Timon Gehr via Digitalmars-d digitalmars-d at puremagic.com
Sun Jun 15 15:45:00 PDT 2014


On 06/15/2014 08:44 PM, Walter Bright wrote:
> On 6/15/2014 2:48 AM, Timon Gehr wrote:
>> On 06/15/2014 10:33 AM, Walter Bright wrote:
>>>>
>>>> What Timon is saying is that not all memory safe code is verifiably
>>>> @safe.
>>>
>>> In D, they are defined to be the same thing,
>>
>> Since when?
>>
>> http://dlang.org/function
>>  ...
>>
>>> so the statement makes no sense.
>>
>> Then please indicate how to fix the documentation. If you are going to
>> claim the
>> Humpty Dumpty privilege, I'll back off. Thanks.
>
>
> I don't know why the documentation says that. D's @safe is about memory
> safety, not undefined behavior.
> ...

Note that this is frustratingly unhelpful for deciphering your point 
about "memory safe" <=> "verifiably @safe" by definition. Are you 
defining "memory safe" or "verifiably @safe"?

> Note that the list of eschewed behaviors are possibly memory corrupting.

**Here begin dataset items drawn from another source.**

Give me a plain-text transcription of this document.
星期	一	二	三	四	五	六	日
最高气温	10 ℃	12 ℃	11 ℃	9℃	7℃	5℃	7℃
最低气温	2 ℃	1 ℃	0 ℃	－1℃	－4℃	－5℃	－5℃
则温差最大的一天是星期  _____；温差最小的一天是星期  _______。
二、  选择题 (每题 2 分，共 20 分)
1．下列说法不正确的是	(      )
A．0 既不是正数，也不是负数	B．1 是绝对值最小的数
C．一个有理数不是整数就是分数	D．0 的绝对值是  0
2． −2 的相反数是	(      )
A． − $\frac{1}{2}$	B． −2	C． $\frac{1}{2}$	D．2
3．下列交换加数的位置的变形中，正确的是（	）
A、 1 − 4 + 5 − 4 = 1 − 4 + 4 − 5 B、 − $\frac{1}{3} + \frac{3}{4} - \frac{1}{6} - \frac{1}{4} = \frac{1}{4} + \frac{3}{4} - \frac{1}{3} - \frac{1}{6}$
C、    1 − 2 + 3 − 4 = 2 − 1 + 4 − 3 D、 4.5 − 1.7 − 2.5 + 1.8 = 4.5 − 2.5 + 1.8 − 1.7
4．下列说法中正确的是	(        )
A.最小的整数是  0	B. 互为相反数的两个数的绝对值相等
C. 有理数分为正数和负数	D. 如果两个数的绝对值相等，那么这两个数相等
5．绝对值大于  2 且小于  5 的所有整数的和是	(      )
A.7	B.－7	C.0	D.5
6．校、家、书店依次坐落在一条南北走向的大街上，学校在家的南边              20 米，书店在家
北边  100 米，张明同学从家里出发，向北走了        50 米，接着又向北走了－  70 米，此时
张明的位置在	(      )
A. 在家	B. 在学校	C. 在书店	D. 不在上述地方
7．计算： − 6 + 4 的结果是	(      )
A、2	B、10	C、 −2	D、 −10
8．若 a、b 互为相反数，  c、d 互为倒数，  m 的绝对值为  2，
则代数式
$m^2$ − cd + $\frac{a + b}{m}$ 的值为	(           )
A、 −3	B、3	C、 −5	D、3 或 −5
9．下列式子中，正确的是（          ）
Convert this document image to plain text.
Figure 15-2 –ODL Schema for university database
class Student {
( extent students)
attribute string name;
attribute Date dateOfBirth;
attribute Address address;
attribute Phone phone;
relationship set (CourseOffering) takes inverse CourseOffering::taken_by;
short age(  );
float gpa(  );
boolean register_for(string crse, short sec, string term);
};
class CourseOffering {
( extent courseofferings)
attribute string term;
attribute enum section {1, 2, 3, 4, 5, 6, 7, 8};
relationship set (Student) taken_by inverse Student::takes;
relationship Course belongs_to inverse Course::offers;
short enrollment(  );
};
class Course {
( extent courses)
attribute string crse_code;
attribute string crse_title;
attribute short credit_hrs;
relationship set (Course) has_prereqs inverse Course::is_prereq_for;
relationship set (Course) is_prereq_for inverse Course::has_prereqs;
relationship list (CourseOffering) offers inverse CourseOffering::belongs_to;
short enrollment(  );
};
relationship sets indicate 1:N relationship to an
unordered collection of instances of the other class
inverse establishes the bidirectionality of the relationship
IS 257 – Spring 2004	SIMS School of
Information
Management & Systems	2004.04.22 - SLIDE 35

It is an incomplete list. I'd rather see an incomplete list of _allowed_ 
behaviours instead of an incomplete list of eschewed behaviours. In any 
case, I don't see how any list of (syntactic) verifiable properties of 
the code is supposed to be equivalent to the (non-trivial semantic) 
memory safety property. Are you assuming @trusted as an oracle for 
memory safety and saying @trusted code is 'verifiably @safe' code? 
(That's not the intended reading.)

> Signed integer overflow, for example, is not listed.
>

Are you trying to say that signed integer overflow is undefined 
behaviour in D?  (This would again contradict the documentation.)